Y dicho lo cual, antes incluso de que tuviera tiempo a reaccionar, la espada de Symon, amplia y de filo azabache, chocó con fuerza contra el filo del arma refulgente de la mujer. Se incorporó de un brinco. Encadenando un golpe tras otro, danzaron sobre las cajas durante varios segundos mientras se enfrentaban ferozmente bajo las atentas y sorprendidas miradas de los ciudadanos.
No tardaron en convertirse en el centro de atención de todos.
Danzaron, brincaron y lucharon durante varios minutos por las cajas, mezclando los golpes de espada con puñetazos y patadas. Como si de un par de niños se tratara, disfrutaron de una magnífica pelea que finalizó cuando, rompiendo la defensa del joven con un peligroso movimiento en el cual podría haber acabado empalada, la mujer se abalanzó sobre él. Hundió la rodilla en el vientre de Symon y le desarmó con un grácil golpe seco en la muñeca.
El arma del cazador salió despedida por los aires mientras la punta refulgente de la espada de ella se apoyaba sobre su garganta.
Extendió la otra mano.
- Mis monedas.- exigió con voz burlona.
Symon sonrió con sorpresa. Era tan rápida que había sido prácticamente imposible parar todos los golpes. Había sido un gran combate, desde luego, digno de recordar.
Hundió la mano enguantada en el bolsillo y cerró los dedos alrededor de las monedas. Cuando volvió a alzar la mirada, la muchacha ya sujetaba con la otra mano su espada azabache.
Volvió a sorprenderle su rapidez.
- Eres sorprendentemente rápida.
- Tan rápida para recoger espadas como el botín.- replicó con sarcasmo. Depositó con delicadeza la espada en la funda que colgaba de su cintura y extendió la mano con la palma abierta.- ¿Muchacho?
Le dio las monedas muy a su pesar. Ajustó el arma en la funda y volvió a tomar asiento en la caja donde antes había estado comiendo. Se pasó el guante de cuero por el cabello corto de color azabache mientras los rayos del sol bañaban su rostro ceniciento.
Una vez más, la mujer se cruzó en su camino. Se detuvo frente a él, hundió los dedos en el borde del yelmo y se lo quitó con gracilidad. Tras este se ocultaba un rostro pálido de ojos acerados y larga cabellera negra que enmarcaba una cara de rasgos rectos, atractivos y fríos como el hielo.
Hincó la rodilla entre las piernas del joven. Se agachó y acercó el rostro hasta alcanzar el suyo. Era un rostro bello, de rasgos atractivos y un salvajismo exótico que habría logrado arrastrar hasta la peor de las trampas a cualquier hombre.
Pero Symon no era un cualquiera, y logró reaccionar rápido. Giró la cara en el último instante, justo cuando los labios ya casi se rozaban, y esquivó el beso.

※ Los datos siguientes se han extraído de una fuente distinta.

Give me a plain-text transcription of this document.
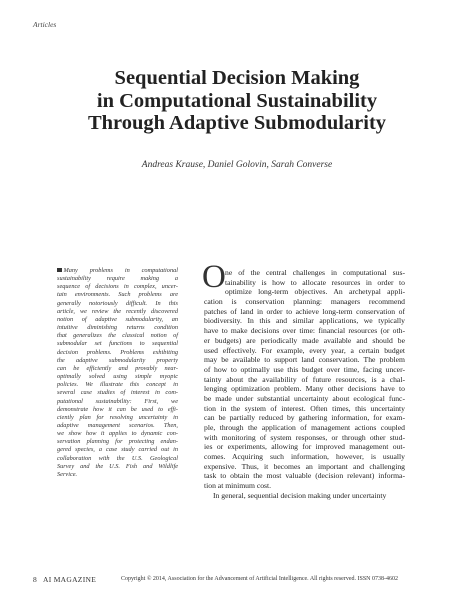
Articles
Sequential Decision Making
in Computational Sustainability
Through Adaptive Submodularity
Andreas Krause, Daniel Golovin, Sarah Converse
Many problems in computational
sustainability require making a
sequence of decisions in complex, uncer-
tain environments. Such problems are
generally notoriously difficult. In this
article, we review the recently discovered
notion of adaptive submodularity, an
intuitive diminishing returns condition
that generalizes the classical notion of
submodular set functions to sequential
decision problems. Problems exhibiting
the adaptive submodularity property
can be efficiently and provably near-
optimally solved using simple myopic
policies. We illustrate this concept in
several case studies of interest in com-
putational sustainability: First, we
demonstrate how it can be used to effi-
ciently plan for resolving uncertainty in
adaptive management scenarios. Then,
we show how it applies to dynamic con-
servation planning for protecting endan-
gered species, a case study carried out in
collaboration with the U.S. Geological
Survey and the U.S. Fish and Wildlife
Service.
O ne of the central challenges in computational sus-
tainability is how to allocate resources in order to
optimize long-term objectives. An archetypal appli-
cation is conservation planning: managers recommend
patches of land in order to achieve long-term conservation of
biodiversity. In this and similar applications, we typically
have to make decisions over time: financial resources (or oth-
er budgets) are periodically made available and should be
used effectively. For example, every year, a certain budget
may be available to support land conservation. The problem
of how to optimally use this budget over time, facing uncer-
tainty about the availability of future resources, is a chal-
lenging optimization problem. Many other decisions have to
be made under substantial uncertainty about ecological func-
tion in the system of interest. Often times, this uncertainty
can be partially reduced by gathering information, for exam-
ple, through the application of management actions coupled
with monitoring of system responses, or through other stud-
ies or experiments, allowing for improved management out-
comes. Acquiring such information, however, is usually
expensive. Thus, it becomes an important and challenging
task to obtain the most valuable (decision relevant) informa-
tion at minimum cost.
In general, sequential decision making under uncertainty
8 AI MAGAZINE	Copyright © 2014, Association for the Advancement of Artificial Intelligence. All rights reserved. ISSN 0738-4602
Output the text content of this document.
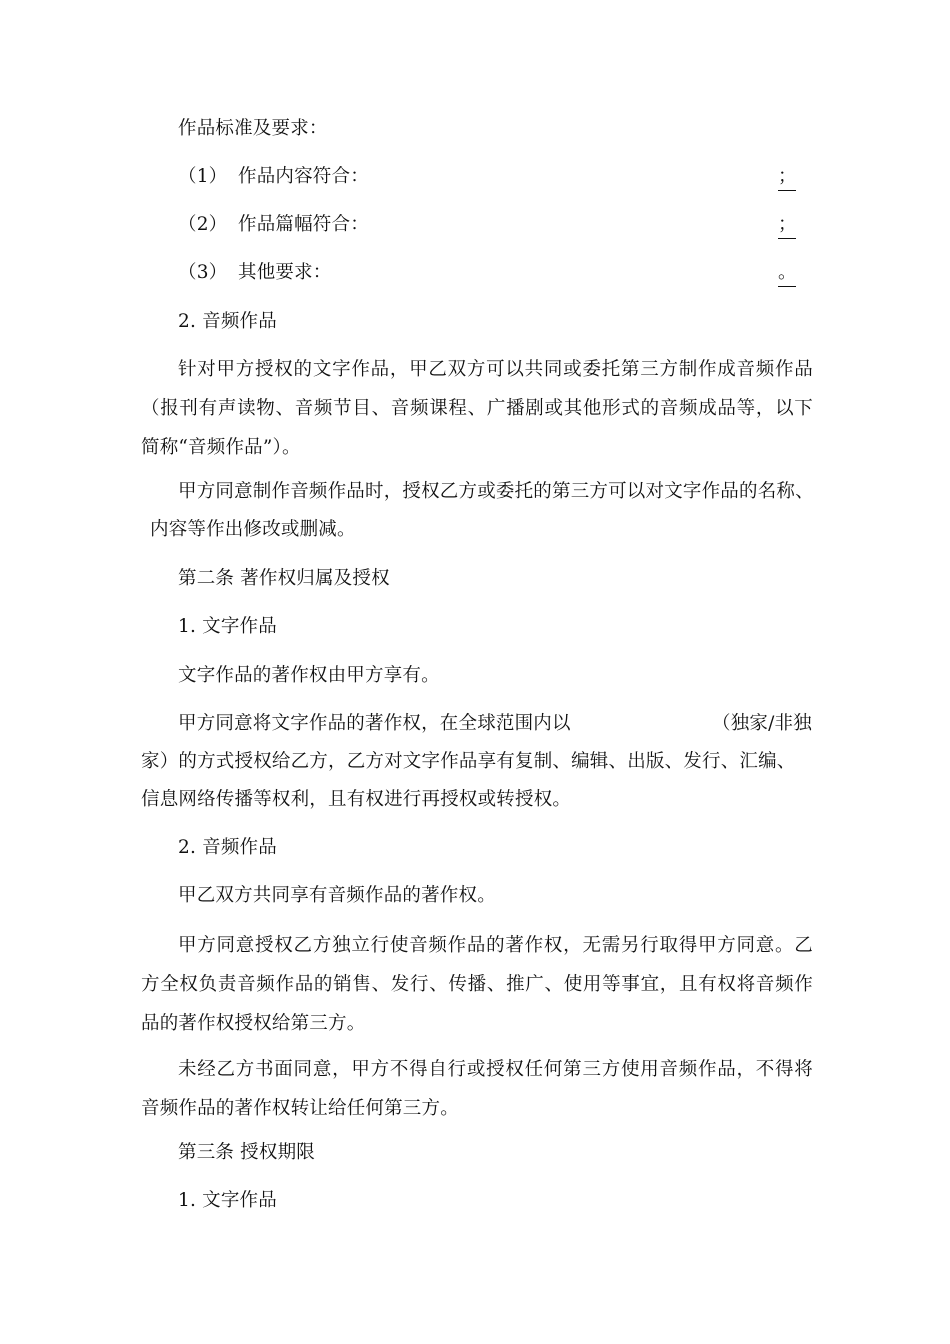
作品标准及要求：
（1） 作品内容符合：	；
（2） 作品篇幅符合：	；
（3） 其他要求：	。
2. 音频作品
针对甲方授权的文字作品，甲乙双方可以共同或委托第三方制作成音频作品（报刊有声读物、音频节目、音频课程、广播剧或其他形式的音频成品等，以下简称“音频作品”）。
甲方同意制作音频作品时，授权乙方或委托的第三方可以对文字作品的名称、
内容等作出修改或删减。
第二条 著作权归属及授权
1. 文字作品
文字作品的著作权由甲方享有。
甲方同意将文字作品的著作权，在全球范围内以	（独家/非独
家）的方式授权给乙方，乙方对文字作品享有复制、编辑、出版、发行、汇编、
信息网络传播等权利，且有权进行再授权或转授权。
2. 音频作品
甲乙双方共同享有音频作品的著作权。
甲方同意授权乙方独立行使音频作品的著作权，无需另行取得甲方同意。乙方全权负责音频作品的销售、发行、传播、推广、使用等事宜，且有权将音频作品的著作权授权给第三方。
未经乙方书面同意，甲方不得自行或授权任何第三方使用音频作品，不得将音频作品的著作权转让给任何第三方。
第三条 授权期限
1. 文字作品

La tomó su muñeca y tiró de ella hasta hacerla caer sobre sus piernas.
Ella, perpleja, no supo reaccionar.
- ¿Pero que...?
- Tienes un rostro de locura, querida; unos labios que son la misma tentación y una mirada lupina tan parecida a la mía que me hace dudar.- acercó la mano a su rostro y apartó uno de los largos cabellos azabache que le tapaban el ojo derecho.- Dime cual es tu nombre.
Incómoda, trató de zafarse, pero la presa era tal que le resultó imposible. Symon era un hombre de espaldas anchas, brazos musculosos y amplia sonrisa maliciosa de labios rosados que dejaba entrever que no podría escapar fácilmente de él.
Apartó la mirada.
- ¿Qué importa?- dijo con voz siseante.
- Importa.- aseguró él con dulzura.- Importa pues busco a alguien llamado Arabela Muerte, y creo haberla encontrado.- ensanchó la sonrisa mientras depositaba los labios sobre su delgada mejilla.- Dime, hermanita, ¿me equivoco?